“Owning our story can be hard but not nearly as difficult as spending our lives running from it. Embracing our vulnerabilities is risky but not nearly as dangerous as giving up on love and belonging and joy—the experiences that make us the most vulnerable. Only when we are brave enough to explore the darkness will we discover the infinite power of our light.” ― Brené Brown
A – Z Challenge – Day 22
When I first heard of the Ted Talk – On Vulnerability with Brene Brown I wondered what the big deal was.
Then I watched it.
And I saw myself in her descriptions of those seeking to run from shame and fear, in those desperately feigning worthiness, while internally feeling like crap.
Her idea of wholeheartedness and vulnerability being key to all well-being in life, struck something in my marrow.
I got an email from a colleague last night that contained an apology for something that happened a couple of years ago.
I’d gone to a Walk Out of Darkness event, to honor another colleague who committed suicide. I didn’t know him well, but I’d taken some classes with him. I knew several of the people he was closest to. I felt compelled to support them, so I raised some money, and on the day of the event, took three buses (Yep. Three buses.) to get to there.
Once I arrived, I felt a sense of connection and a very real feeling of camaraderie with everyone participating. As we walked the route that morning, I chatted up various people — some that I knew and others I didn’t. I marveled at the resilience and grace of J’s parents, who were walking with us, demonstrating such beautiful openheartedness at a time that must have been pure hell for them.
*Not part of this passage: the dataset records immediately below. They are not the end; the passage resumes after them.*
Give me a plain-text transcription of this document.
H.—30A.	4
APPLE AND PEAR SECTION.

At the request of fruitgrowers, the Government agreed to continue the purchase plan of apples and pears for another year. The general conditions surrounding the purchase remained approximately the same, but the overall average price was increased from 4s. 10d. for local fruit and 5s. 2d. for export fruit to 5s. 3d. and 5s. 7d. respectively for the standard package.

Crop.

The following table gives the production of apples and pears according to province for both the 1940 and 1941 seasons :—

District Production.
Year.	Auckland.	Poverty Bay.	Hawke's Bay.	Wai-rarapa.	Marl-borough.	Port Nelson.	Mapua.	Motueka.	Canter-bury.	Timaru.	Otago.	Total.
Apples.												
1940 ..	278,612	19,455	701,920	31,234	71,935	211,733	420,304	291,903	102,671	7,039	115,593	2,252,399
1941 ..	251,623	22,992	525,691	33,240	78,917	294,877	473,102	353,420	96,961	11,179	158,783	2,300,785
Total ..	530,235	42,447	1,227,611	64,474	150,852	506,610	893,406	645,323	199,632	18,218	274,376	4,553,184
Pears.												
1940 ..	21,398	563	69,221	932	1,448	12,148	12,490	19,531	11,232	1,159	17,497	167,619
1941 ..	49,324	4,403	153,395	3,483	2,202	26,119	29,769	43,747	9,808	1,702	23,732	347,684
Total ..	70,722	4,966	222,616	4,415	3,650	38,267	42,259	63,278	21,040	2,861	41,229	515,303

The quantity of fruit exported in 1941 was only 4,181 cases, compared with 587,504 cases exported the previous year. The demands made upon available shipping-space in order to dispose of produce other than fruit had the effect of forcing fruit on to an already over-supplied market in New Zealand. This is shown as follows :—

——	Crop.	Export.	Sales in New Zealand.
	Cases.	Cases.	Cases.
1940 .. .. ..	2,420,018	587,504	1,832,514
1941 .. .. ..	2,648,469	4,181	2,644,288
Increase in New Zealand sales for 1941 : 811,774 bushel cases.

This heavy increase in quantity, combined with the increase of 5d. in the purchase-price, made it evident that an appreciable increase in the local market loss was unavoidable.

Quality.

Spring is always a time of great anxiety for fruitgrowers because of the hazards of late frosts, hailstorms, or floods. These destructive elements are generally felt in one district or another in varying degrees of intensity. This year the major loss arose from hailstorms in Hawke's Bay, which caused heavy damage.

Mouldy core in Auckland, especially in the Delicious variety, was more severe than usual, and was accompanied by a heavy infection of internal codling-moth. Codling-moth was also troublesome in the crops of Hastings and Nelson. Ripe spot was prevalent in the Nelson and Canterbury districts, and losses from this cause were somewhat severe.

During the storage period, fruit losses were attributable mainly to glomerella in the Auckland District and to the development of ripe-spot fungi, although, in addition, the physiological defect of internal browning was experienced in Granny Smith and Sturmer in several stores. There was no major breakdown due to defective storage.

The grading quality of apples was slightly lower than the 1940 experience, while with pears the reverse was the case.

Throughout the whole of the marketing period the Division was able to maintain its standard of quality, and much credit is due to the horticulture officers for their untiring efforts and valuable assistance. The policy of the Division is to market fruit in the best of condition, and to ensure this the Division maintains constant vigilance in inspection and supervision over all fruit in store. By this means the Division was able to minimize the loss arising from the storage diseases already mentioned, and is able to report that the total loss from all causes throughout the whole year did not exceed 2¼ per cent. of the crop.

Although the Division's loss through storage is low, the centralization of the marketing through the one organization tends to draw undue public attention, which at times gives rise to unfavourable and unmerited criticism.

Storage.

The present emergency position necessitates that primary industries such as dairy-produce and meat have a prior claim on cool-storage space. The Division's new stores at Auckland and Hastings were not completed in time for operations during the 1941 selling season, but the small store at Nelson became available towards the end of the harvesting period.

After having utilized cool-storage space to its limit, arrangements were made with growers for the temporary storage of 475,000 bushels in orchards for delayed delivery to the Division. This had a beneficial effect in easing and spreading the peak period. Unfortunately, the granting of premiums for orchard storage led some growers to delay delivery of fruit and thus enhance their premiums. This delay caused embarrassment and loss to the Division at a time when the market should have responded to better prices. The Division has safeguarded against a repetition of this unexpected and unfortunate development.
I didn’t want the day to end.
So, afterward, I did something that up to that point I was not very comfortable doing.
I asked for a ride.
I wanted to go out with the group afterward to have lunch with everyone. However, the small group of people I actually knew already had full cars.
Risking One’s Heart
Anyone who knows me knows I don’t like asking people for help — particularly if I don’t know them well. (I come from a long line of resolute boot-strappers.)
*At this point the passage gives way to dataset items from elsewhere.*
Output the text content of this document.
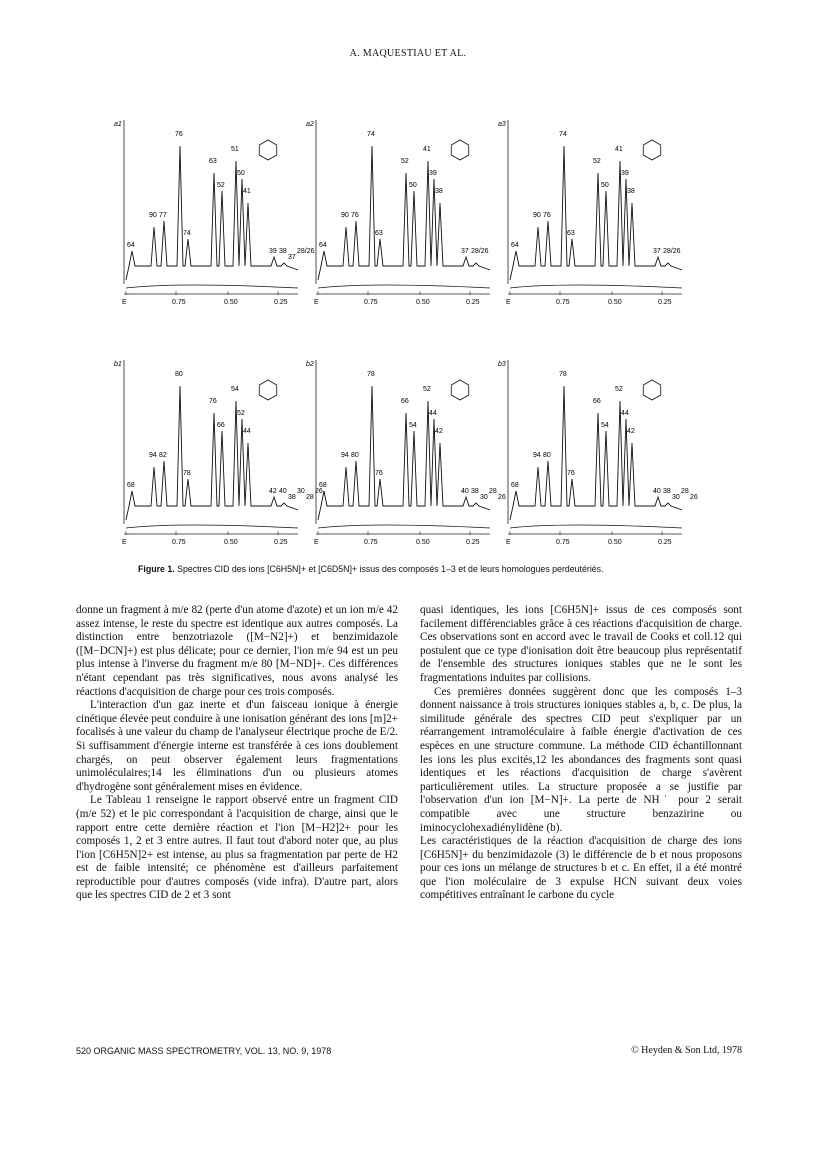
A. MAQUESTIAU ET AL.
a1
E	0.75	0.50	0.25
64
90 77
76
74
63
52
51
50
41
39 38
37
28/26
a2
E	0.75	0.50	0.25
64
90 76
74
63
52
50
41
39
38
37 28/26
a3
E	0.75	0.50	0.25
64
90 76
74
63
52
50
41
39
38
37 28/26
b1
E	0.75	0.50	0.25
68
94 82
80
78
76
66
54
52
44
42 40
38
30
28
26
b2
E	0.75	0.50	0.25
68
94 80
78
76
66
54
52
44
42
40 38
30
28
26
b3
E	0.75	0.50	0.25
68
94 80
78
76
66
54
52
44
42
40 38
30
28
26
Figure 1. Spectres CID des ions [C6H5N]+ et [C6D5N]+ issus des composés 1–3 et de leurs homologues perdeutériés.

donne un fragment à m/e 82 (perte d'un atome d'azote) et un ion m/e 42 assez intense, le reste du spectre est identique aux autres composés. La distinction entre benzotriazole ([M−N2]+) et benzimidazole ([M−DCN]+) est plus délicate; pour ce dernier, l'ion m/e 94 est un peu plus intense à l'inverse du fragment m/e 80 [M−ND]+. Ces différences n'étant cependant pas très significatives, nous avons analysé les réactions d'acquisition de charge pour ces trois composés.

L'interaction d'un gaz inerte et d'un faisceau ionique à énergie cinétique élevée peut conduire à une ionisation générant des ions [m]2+ focalisés à une valeur du champ de l'analyseur électrique proche de E/2. Si suffisamment d'énergie interne est transférée à ces ions doublement chargés, on peut observer également leurs fragmentations unimoléculaires;14 les éliminations d'un ou plusieurs atomes d'hydrogène sont généralement mises en évidence.

Le Tableau 1 renseigne le rapport observé entre un fragment CID (m/e 52) et le pic correspondant à l'acquisition de charge, ainsi que le rapport entre cette dernière réaction et l'ion [M−H2]2+ pour les composés 1, 2 et 3 entre autres. Il faut tout d'abord noter que, au plus l'ion [C6H5N]2+ est intense, au plus sa fragmentation par perte de H2 est de faible intensité; ce phénomène est d'ailleurs parfaitement reproductible pour d'autres composés (vide infra). D'autre part, alors que les spectres CID de 2 et 3 sont

quasi identiques, les ions [C6H5N]+ issus de ces composés sont facilement différenciables grâce à ces réactions d'acquisition de charge. Ces observations sont en accord avec le travail de Cooks et coll.12 qui postulent que ce type d'ionisation doit être beaucoup plus représentatif de l'ensemble des structures ioniques stables que ne le sont les fragmentations induites par collisions.

Ces premières données suggèrent donc que les composés 1–3 donnent naissance à trois structures ioniques stables a, b, c. De plus, la similitude générale des spectres CID peut s'expliquer par un réarrangement intramoléculaire à faible énergie d'activation de ces espèces en une structure commune. La méthode CID échantillonnant les ions les plus excités,12 les abondances des fragments sont quasi identiques et les réactions d'acquisition de charge s'avèrent particulièrement utiles. La structure proposée a se justifie par l'observation d'un ion [M−N]+. La perte de NH˙ pour 2 serait compatible avec une structure benzazirine ou iminocyclohexadiénylidène (b).

Les caractéristiques de la réaction d'acquisition de charge des ions [C6H5N]+ du benzimidazole (3) le différencie de b et nous proposons pour ces ions un mélange de structures b et c. En effet, il a été montré que l'ion moléculaire de 3 expulse HCN suivant deux voies compétitives entraînant le carbone du cycle

520 ORGANIC MASS SPECTROMETRY, VOL. 13, NO. 9, 1978	© Heyden & Son Ltd, 1978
So, when I asked several different people for a ride to the restaurant and all of them said no, I simply figured that it ‘wasn’t meant to be’ and got ready to head home.
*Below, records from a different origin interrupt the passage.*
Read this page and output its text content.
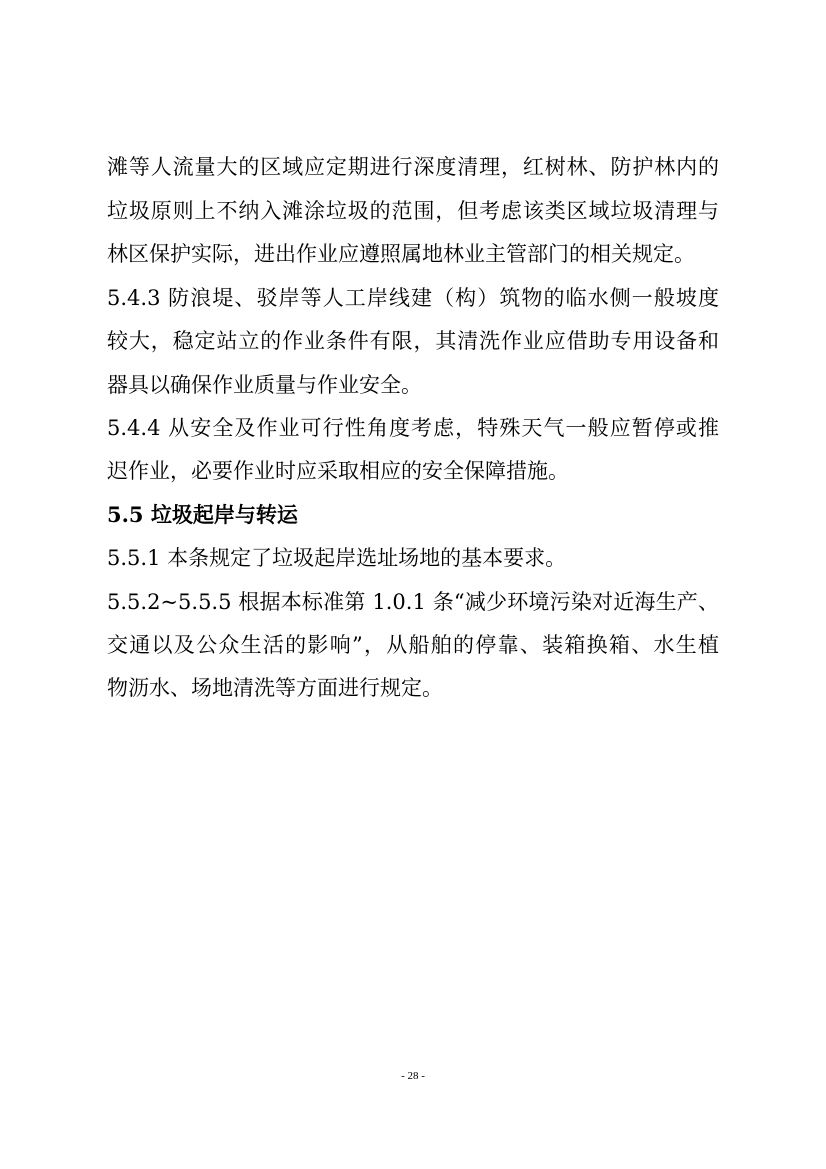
滩等人流量大的区域应定期进行深度清理，红树林、防护林内的
垃圾原则上不纳入滩涂垃圾的范围，但考虑该类区域垃圾清理与
林区保护实际，进出作业应遵照属地林业主管部门的相关规定。
5.4.3 防浪堤、驳岸等人工岸线建（构）筑物的临水侧一般坡度
较大，稳定站立的作业条件有限，其清洗作业应借助专用设备和
器具以确保作业质量与作业安全。
5.4.4 从安全及作业可行性角度考虑，特殊天气一般应暂停或推
迟作业，必要作业时应采取相应的安全保障措施。
5.5 垃圾起岸与转运
5.5.1 本条规定了垃圾起岸选址场地的基本要求。
5.5.2~5.5.5 根据本标准第 1.0.1 条“减少环境污染对近海生产、
交通以及公众生活的影响”，从船舶的停靠、装箱换箱、水生植
物沥水、场地清洗等方面进行规定。
- 28 -
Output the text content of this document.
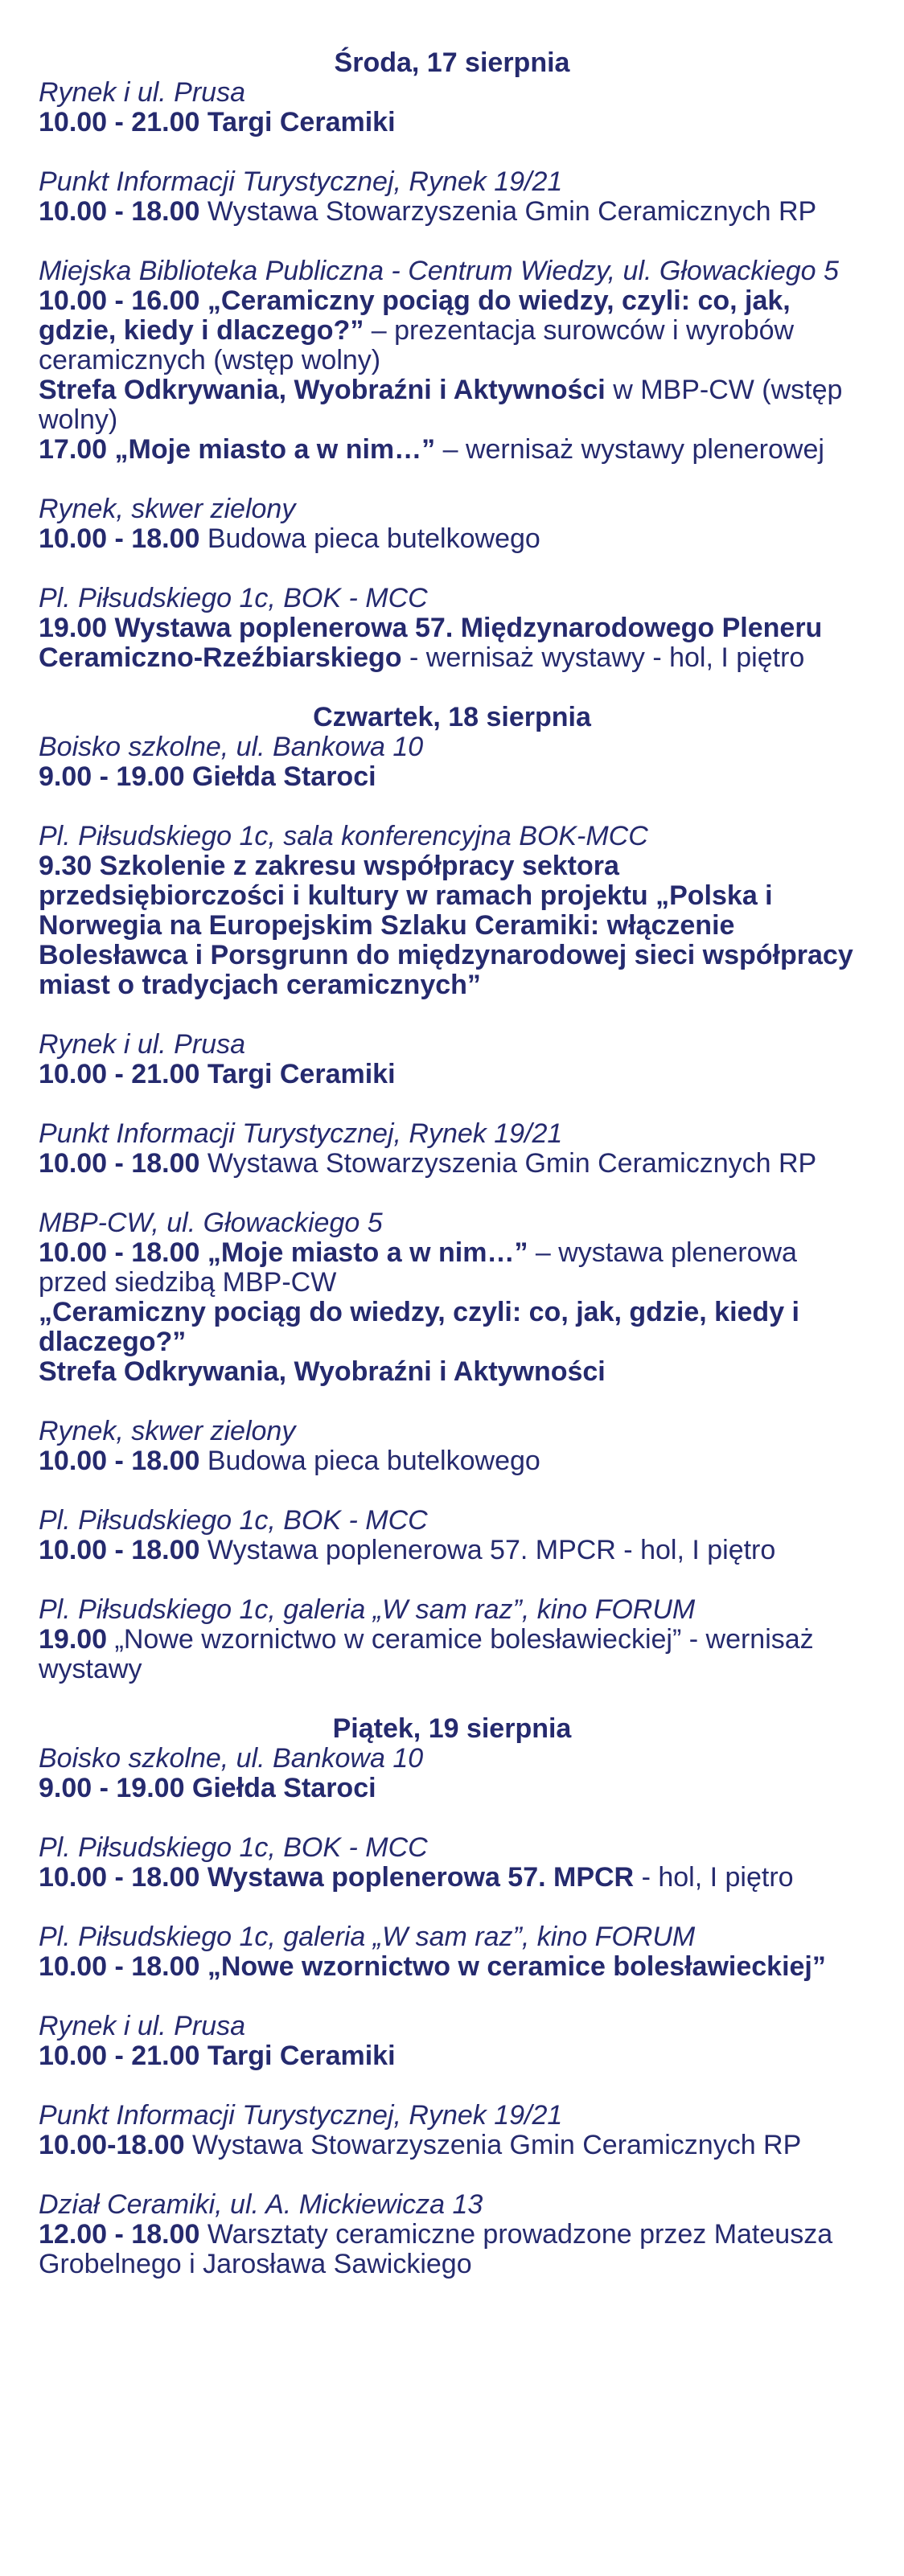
Środa, 17 sierpnia
Rynek i ul. Prusa
10.00 - 21.00 Targi Ceramiki
Punkt Informacji Turystycznej, Rynek 19/21
10.00 - 18.00 Wystawa Stowarzyszenia Gmin Ceramicznych RP
Miejska Biblioteka Publiczna - Centrum Wiedzy, ul. Głowackiego 5
10.00 - 16.00 „Ceramiczny pociąg do wiedzy, czyli: co, jak, gdzie, kiedy i dlaczego?” – prezentacja surowców i wyrobów ceramicznych (wstęp wolny)
Strefa Odkrywania, Wyobraźni i Aktywności w MBP-CW (wstęp wolny)
17.00 „Moje miasto a w nim…” – wernisaż wystawy plenerowej
Rynek, skwer zielony
10.00 - 18.00 Budowa pieca butelkowego
Pl. Piłsudskiego 1c, BOK - MCC
19.00 Wystawa poplenerowa 57. Międzynarodowego Pleneru Ceramiczno-Rzeźbiarskiego - wernisaż wystawy - hol, I piętro
Czwartek, 18 sierpnia
Boisko szkolne, ul. Bankowa 10
9.00 - 19.00 Giełda Staroci
Pl. Piłsudskiego 1c, sala konferencyjna BOK-MCC
9.30 Szkolenie z zakresu współpracy sektora przedsiębiorczości i kultury w ramach projektu „Polska i Norwegia na Europejskim Szlaku Ceramiki: włączenie Bolesławca i Porsgrunn do międzynarodowej sieci współpracy miast o tradycjach ceramicznych”
Rynek i ul. Prusa
10.00 - 21.00 Targi Ceramiki
Punkt Informacji Turystycznej, Rynek 19/21
10.00 - 18.00 Wystawa Stowarzyszenia Gmin Ceramicznych RP
MBP-CW, ul. Głowackiego 5
10.00 - 18.00 „Moje miasto a w nim…” – wystawa plenerowa przed siedzibą MBP-CW
„Ceramiczny pociąg do wiedzy, czyli: co, jak, gdzie, kiedy i dlaczego?”
Strefa Odkrywania, Wyobraźni i Aktywności
Rynek, skwer zielony
10.00 - 18.00 Budowa pieca butelkowego
Pl. Piłsudskiego 1c, BOK - MCC
10.00 - 18.00 Wystawa poplenerowa 57. MPCR - hol, I piętro
Pl. Piłsudskiego 1c, galeria „W sam raz”, kino FORUM
19.00 „Nowe wzornictwo w ceramice bolesławieckiej” - wernisaż wystawy
Piątek, 19 sierpnia
Boisko szkolne, ul. Bankowa 10
9.00 - 19.00 Giełda Staroci
Pl. Piłsudskiego 1c, BOK - MCC
10.00 - 18.00 Wystawa poplenerowa 57. MPCR - hol, I piętro
Pl. Piłsudskiego 1c, galeria „W sam raz”, kino FORUM
10.00 - 18.00 „Nowe wzornictwo w ceramice bolesławieckiej”
Rynek i ul. Prusa
10.00 - 21.00 Targi Ceramiki
Punkt Informacji Turystycznej, Rynek 19/21
10.00-18.00 Wystawa Stowarzyszenia Gmin Ceramicznych RP
Dział Ceramiki, ul. A. Mickiewicza 13
12.00 - 18.00 Warsztaty ceramiczne prowadzone przez Mateusza Grobelnego i Jarosława Sawickiego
Admittedly, I also started to completely lose it emotionally. (I know. There I go, taking shit personally again.)
Embarrassed (and not wanting to be seen crying), I was eager to leave as quickly as possible.
You can run but you cannot hide
I couldn’t stop my tears. I was angry for allowing myself to be that openly vulnerable in a public park, surrounded by thousands of strangers.
The friend who wrote me last night came across me in that state.
Red-faced and ashamed, I longed for escape.
She asked me what had happened, and I told her that I was just going to head home since there wasn’t anyone with room in his or her car.
In a word, I was mortified. (And I felt rejected. All my insecurities about my worthiness surfaced in an ugly rush.)
She sprang into action.
Within minutes, she arranged a ride.
I ended up going with a young couple. We headed out to a BBQ joint in the East Valley where everyone had a lovely time.
In my colleague’s message last night, she said she regretted the fact that I had been put in that position, and that she wished she could go back and change things that day, so that I wouldn’t have felt left out.
Mind you, we’re talking about something that I had largely completely forgotten, or so I thought.
As soon as I read her words, I was right back there, and it was as emotionally fraught as it was that day.
And the person I was then, didn’t like being vulnerable in front of anyone, let alone people I work with.
But, you know what?
I clearly uncovered something important last night.
That experience started a shift inside of me. I realized I could no longer hide out all the time, disengaged from life.
I have to live — fully, incandescently — or I am as good as dead.
“Vulnerability is the birthplace of innovation, creativity and change.” ― Brené Brown
Perfect Imperfection; Absolute Beginners
Fast forward, these few years later.
This morning I watched Brene Brown’s talk again, and realized how incredibly far I’ve come.
I’ve become much more compassionate with myself. I am willing to admit I need other people.
Yep. I actually need the help and love and care of others.
We all do.
I’ve stopped numbing my sensitive nature. Instead I see my empathy as a valuable life skill. I am gentle, kind, and soft-hearted.
And that’s OK.
If I cannot allow myself to be vulnerable, if I cannot allow myself to be seen as fragile and imperfect, then I will miss out on the best, richest, most luminous parts of life.
And I don’t want to do that anymore.